With reports that Amdocs is to acquire Matrixx Software for US$200m and Qvantel has completed its purchase of Optiva, the festive season has been a busy time for BSS. The two deals are different with Qvantel buying revenue management specialist Optiva to grow its business and strengthen its position as operators turn to AI-driven automation. In contrast, Matrixx presents just another charging acquisition for Amdocs, following on from its 2020 purchase of Openet, although Matrixx’s strength in the MVNO sector and some of the unique charging features it offers are likely to have been attractions for Amdocs.
The last six months has seen significant movement as BSS consolidates, with NEC buying CSG for approximately US$2.9 billion in a deal that adds to its ownership of Netcracker. The accelerated arrival of AI has seen companies need to invest to prepare for greater automation, adoption of agentic AI and new product offerings and service models across telecoms. Few small and mid-market companies are able to rapidly invest and re-tool their charging products so the options are to merge or sink.
The Qvantel Optiva deal highlights this. “Telecoms has been slow to evolve, but the opportunity ahead is enormous,” said Tero Kivisaari, the president of Qvantel. “Today’s customers expect more, AI is opening new possibilities and enhanced digital services are where the next wave of value will come from. The combination of Qvantel and Optiva creates a future-ready end to end monetisation foundation to support that growth. Together, we can help operators close that gap faster and turn that promise into results.”
Qvality and qvantity
Qvantel claims to be seeing benefits already with four new customer wins in the last three months, including a multi-country group deployment across APAC, the Americas and Europe that uses both Qvantel Flex and the Optiva Charging Engine. The combined company now serves 70 operators in 40 countries with 1,000 professionals in its workforce.

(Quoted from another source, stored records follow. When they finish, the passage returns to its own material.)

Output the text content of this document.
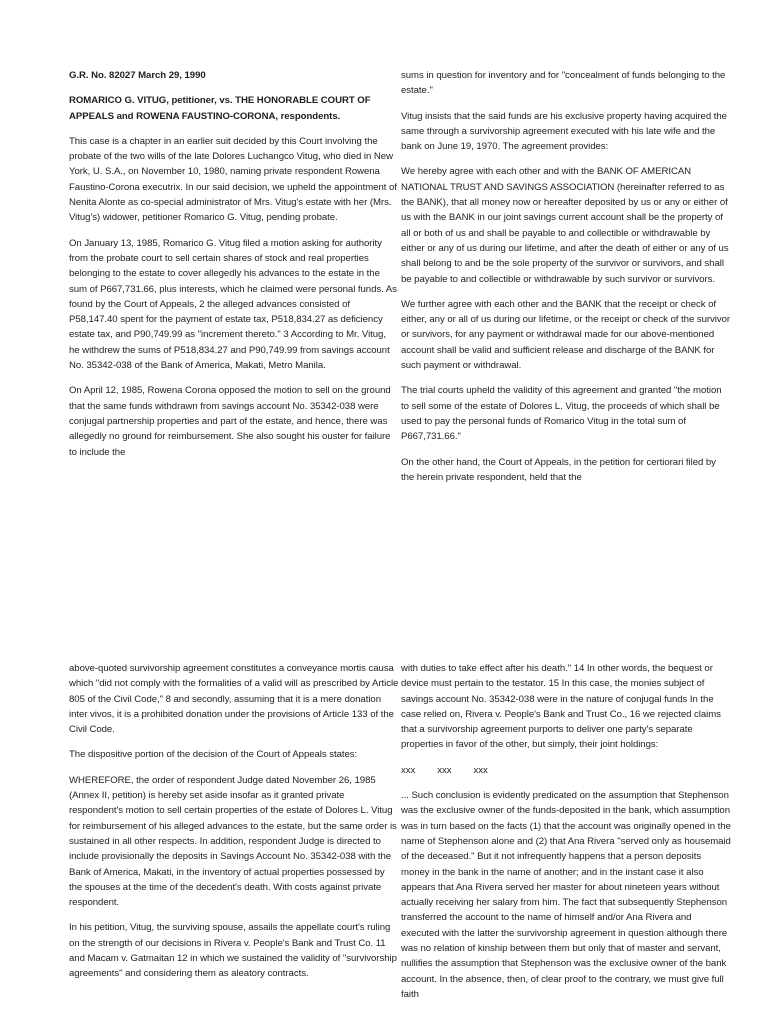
G.R. No. 82027 March 29, 1990

ROMARICO G. VITUG, petitioner, vs. THE HONORABLE COURT OF APPEALS and ROWENA FAUSTINO-CORONA, respondents.

This case is a chapter in an earlier suit decided by this Court involving the probate of the two wills of the late Dolores Luchangco Vitug, who died in New York, U. S.A., on November 10, 1980, naming private respondent Rowena Faustino-Corona executrix. In our said decision, we upheld the appointment of Nenita Alonte as co-special administrator of Mrs. Vitug's estate with her (Mrs. Vitug's) widower, petitioner Romarico G. Vitug, pending probate.

On January 13, 1985, Romarico G. Vitug filed a motion asking for authority from the probate court to sell certain shares of stock and real properties belonging to the estate to cover allegedly his advances to the estate in the sum of P667,731.66, plus interests, which he claimed were personal funds. As found by the Court of Appeals, 2 the alleged advances consisted of P58,147.40 spent for the payment of estate tax, P518,834.27 as deficiency estate tax, and P90,749.99 as "increment thereto." 3 According to Mr. Vitug, he withdrew the sums of P518,834.27 and P90,749.99 from savings account No. 35342-038 of the Bank of America, Makati, Metro Manila.

On April 12, 1985, Rowena Corona opposed the motion to sell on the ground that the same funds withdrawn from savings account No. 35342-038 were conjugal partnership properties and part of the estate, and hence, there was allegedly no ground for reimbursement. She also sought his ouster for failure to include the

sums in question for inventory and for "concealment of funds belonging to the estate."

Vitug insists that the said funds are his exclusive property having acquired the same through a survivorship agreement executed with his late wife and the bank on June 19, 1970. The agreement provides:

We hereby agree with each other and with the BANK OF AMERICAN NATIONAL TRUST AND SAVINGS ASSOCIATION (hereinafter referred to as the BANK), that all money now or hereafter deposited by us or any or either of us with the BANK in our joint savings current account shall be the property of all or both of us and shall be payable to and collectible or withdrawable by either or any of us during our lifetime, and after the death of either or any of us shall belong to and be the sole property of the survivor or survivors, and shall be payable to and collectible or withdrawable by such survivor or survivors.

We further agree with each other and the BANK that the receipt or check of either, any or all of us during our lifetime, or the receipt or check of the survivor or survivors, for any payment or withdrawal made for our above-mentioned account shall be valid and sufficient release and discharge of the BANK for such payment or withdrawal.

The trial courts upheld the validity of this agreement and granted "the motion to sell some of the estate of Dolores L. Vitug, the proceeds of which shall be used to pay the personal funds of Romarico Vitug in the total sum of P667,731.66."

On the other hand, the Court of Appeals, in the petition for certiorari filed by the herein private respondent, held that the

above-quoted survivorship agreement constitutes a conveyance mortis causa which "did not comply with the formalities of a valid will as prescribed by Article 805 of the Civil Code," 8 and secondly, assuming that it is a mere donation inter vivos, it is a prohibited donation under the provisions of Article 133 of the Civil Code.

The dispositive portion of the decision of the Court of Appeals states:

WHEREFORE, the order of respondent Judge dated November 26, 1985 (Annex II, petition) is hereby set aside insofar as it granted private respondent's motion to sell certain properties of the estate of Dolores L. Vitug for reimbursement of his alleged advances to the estate, but the same order is sustained in all other respects. In addition, respondent Judge is directed to include provisionally the deposits in Savings Account No. 35342-038 with the Bank of America, Makati, in the inventory of actual properties possessed by the spouses at the time of the decedent's death. With costs against private respondent.

In his petition, Vitug, the surviving spouse, assails the appellate court's ruling on the strength of our decisions in Rivera v. People's Bank and Trust Co. 11 and Macam v. Gatmaitan 12 in which we sustained the validity of "survivorship agreements" and considering them as aleatory contracts.

with duties to take effect after his death." 14 In other words, the bequest or device must pertain to the testator. 15 In this case, the monies subject of savings account No. 35342-038 were in the nature of conjugal funds In the case relied on, Rivera v. People's Bank and Trust Co., 16 we rejected claims that a survivorship agreement purports to deliver one party's separate properties in favor of the other, but simply, their joint holdings:

xxx xxx xxx

... Such conclusion is evidently predicated on the assumption that Stephenson was the exclusive owner of the funds-deposited in the bank, which assumption was in turn based on the facts (1) that the account was originally opened in the name of Stephenson alone and (2) that Ana Rivera "served only as housemaid of the deceased." But it not infrequently happens that a person deposits money in the bank in the name of another; and in the instant case it also appears that Ana Rivera served her master for about nineteen years without actually receiving her salary from him. The fact that subsequently Stephenson transferred the account to the name of himself and/or Ana Rivera and executed with the latter the survivorship agreement in question although there was no relation of kinship between them but only that of master and servant, nullifies the assumption that Stephenson was the exclusive owner of the bank account. In the absence, then, of clear proof to the contrary, we must give full faith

The increased scale is a benefit but so is the ability to combine technology. The Qvantel Flex Suite, including Optiva’s software, provides no/low code, AI-first, cloud-native architecture giving commercial and product teams greater control over offers, pricing and processes, reducing time-to-market and cost of change.
Turning to the Matrixx deal, Omdia analyst James Crawshaw has commented in a LinkedIn post that the combination of Amdocs and Matrixx would result in revenue share in the 5G charging and policy vendor sector of around 23%, making it the largest vendor by revenue, according to Omdia estimates. Although counting operators Telstra and Swisscom among its investors, with both operators also customers, and continuing to win new business, Matrixx may have accepted the Amdocs offer as its best available option in a rapidly transforming market, with other suitors either being acquired themselves, distracted by their own acquisitions or unable to offer more.
The shake-out leaves a charging and policy sector broadly composed of large players such as Huawei, Amdocs, Ericsson, Netcracker and Nokia and a shrinking set of smaller companies that will be assessing where and how they fit into this transforming market.